Ignore the doubts in your own mind, which tell you we won’t really know how risky this was until people go back to their home countries, perhaps carrying the virus, perhaps to places where the majority of their countrymen are unvaccinated and the health-care system is overwhelmed, and especially won’t know for some time what this is doing to the Japanese population. Smother your suspicion that the IOC’s real agenda is that it’s desperate to collect on $4 billion in broadcast rights fees that make up its main revenue, so its only propaganda play is to understate the risk and campaign that everything is safe, perfectly safe, while the lawyers make dramatic changes to waivers that cover no one but their uniformly gray backsides.

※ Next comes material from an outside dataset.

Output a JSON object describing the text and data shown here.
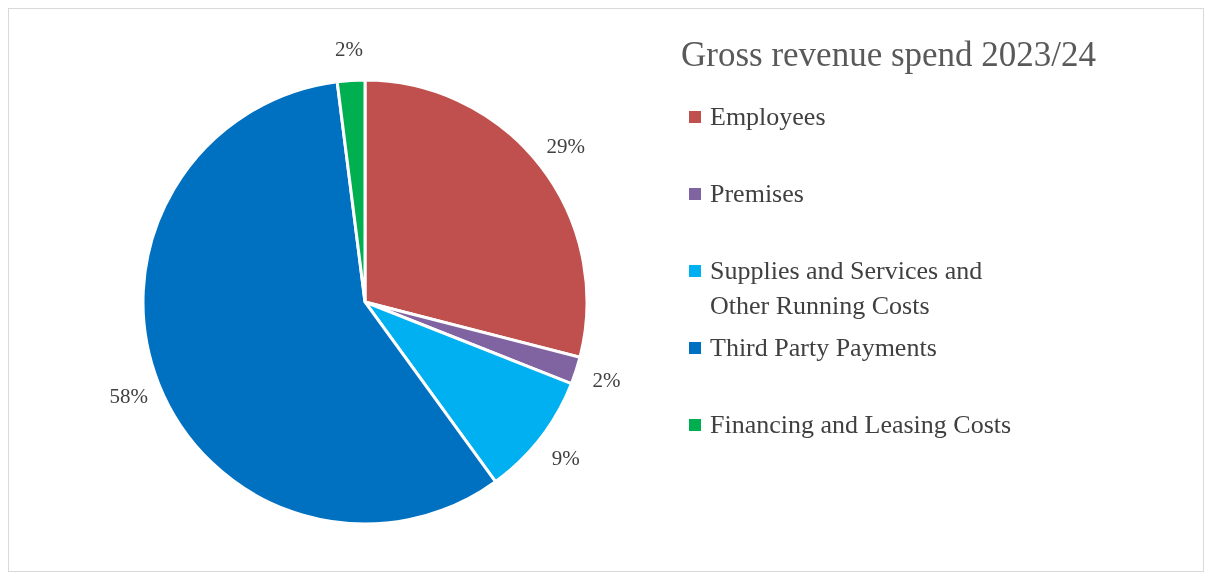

Whatever you do, ignore the frightening final paragraph of the waiver, which reads as if the IOC fears it might have to burn all the athletes’ uniforms when it’s over.

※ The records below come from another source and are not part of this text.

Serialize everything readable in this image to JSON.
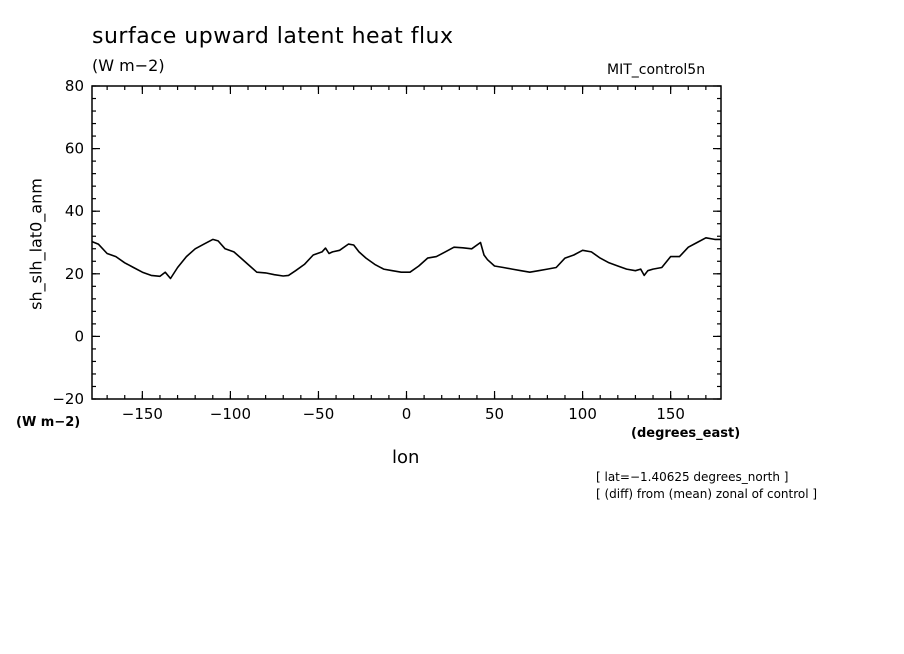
{
  "chart_data": {
    "type": "line",
    "title": "surface upward latent heat flux",
    "units_label": "(W m−2)",
    "run_label": "MIT_control5n",
    "xlabel": "lon",
    "x_units": "(degrees_east)",
    "ylabel": "sh_slh_lat0_anm",
    "y_units": "(W m−2)",
    "xlim": [
      -178.59375,
      178.59375
    ],
    "ylim": [
      -20,
      80
    ],
    "xticks": [
      -150,
      -100,
      -50,
      0,
      50,
      100,
      150
    ],
    "xtick_labels": [
      "−150",
      "−100",
      "−50",
      "0",
      "50",
      "100",
      "150"
    ],
    "yticks": [
      -20,
      0,
      20,
      40,
      60,
      80
    ],
    "ytick_labels": [
      "−20",
      "0",
      "20",
      "40",
      "60",
      "80"
    ],
    "notes": [
      "[ lat=−1.40625 degrees_north ]",
      "[ (diff) from (mean) zonal of control ]"
    ],
    "x": [
      -178.6,
      -175,
      -170,
      -165,
      -160,
      -155,
      -150,
      -145,
      -140,
      -137,
      -134,
      -130,
      -125,
      -120,
      -115,
      -110,
      -107,
      -103,
      -98,
      -94,
      -90,
      -85,
      -80,
      -75,
      -70,
      -67,
      -63,
      -58,
      -53,
      -48,
      -46,
      -44,
      -42,
      -38,
      -33,
      -30,
      -27,
      -23,
      -18,
      -13,
      -8,
      -3,
      2,
      7,
      12,
      17,
      22,
      27,
      32,
      37,
      42,
      44,
      46,
      50,
      55,
      60,
      65,
      70,
      75,
      80,
      85,
      90,
      95,
      100,
      105,
      110,
      115,
      120,
      125,
      130,
      133,
      135,
      137,
      140,
      145,
      150,
      155,
      160,
      165,
      170,
      175,
      178.6
    ],
    "y": [
      30.3,
      29.5,
      26.5,
      25.5,
      23.5,
      22,
      20.5,
      19.5,
      19.2,
      20.5,
      18.5,
      22,
      25.5,
      28,
      29.5,
      31,
      30.5,
      28,
      27,
      25,
      23,
      20.5,
      20.3,
      19.7,
      19.3,
      19.5,
      21,
      23,
      26,
      27,
      28.2,
      26.5,
      27,
      27.5,
      29.5,
      29.2,
      27,
      25,
      23,
      21.5,
      21,
      20.5,
      20.5,
      22.5,
      25,
      25.5,
      27,
      28.5,
      28.3,
      28,
      30,
      26,
      24.5,
      22.5,
      22,
      21.5,
      21,
      20.5,
      21,
      21.5,
      22,
      25,
      26,
      27.5,
      27,
      25,
      23.5,
      22.5,
      21.5,
      21,
      21.5,
      19.5,
      21,
      21.5,
      22,
      25.5,
      25.5,
      28.5,
      30,
      31.5,
      31,
      31
    ]
  }
}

“To the fullest extent admissible under applicable laws, (i) I irrevocably release the Released Parties from any liability for any loss, injury, infectious disease or damage that I, or my property may suffer in relation to my participation in the Games.”

There you have it: The barons are all released from the releases, releasing them from anything for which they could ever need to be released. White-collared and incontestably armed with these rustling sheaves of waivers, they are marching resolutely forward, and if they are marching everyone to a potential disaster, rest assured it will be a disaster only for others and not for them. If this is a folly, it will be someone else’s fault. If there is a fire, the gasoline will be on someone else’s fingers. For them it’s safe, perfectly safe.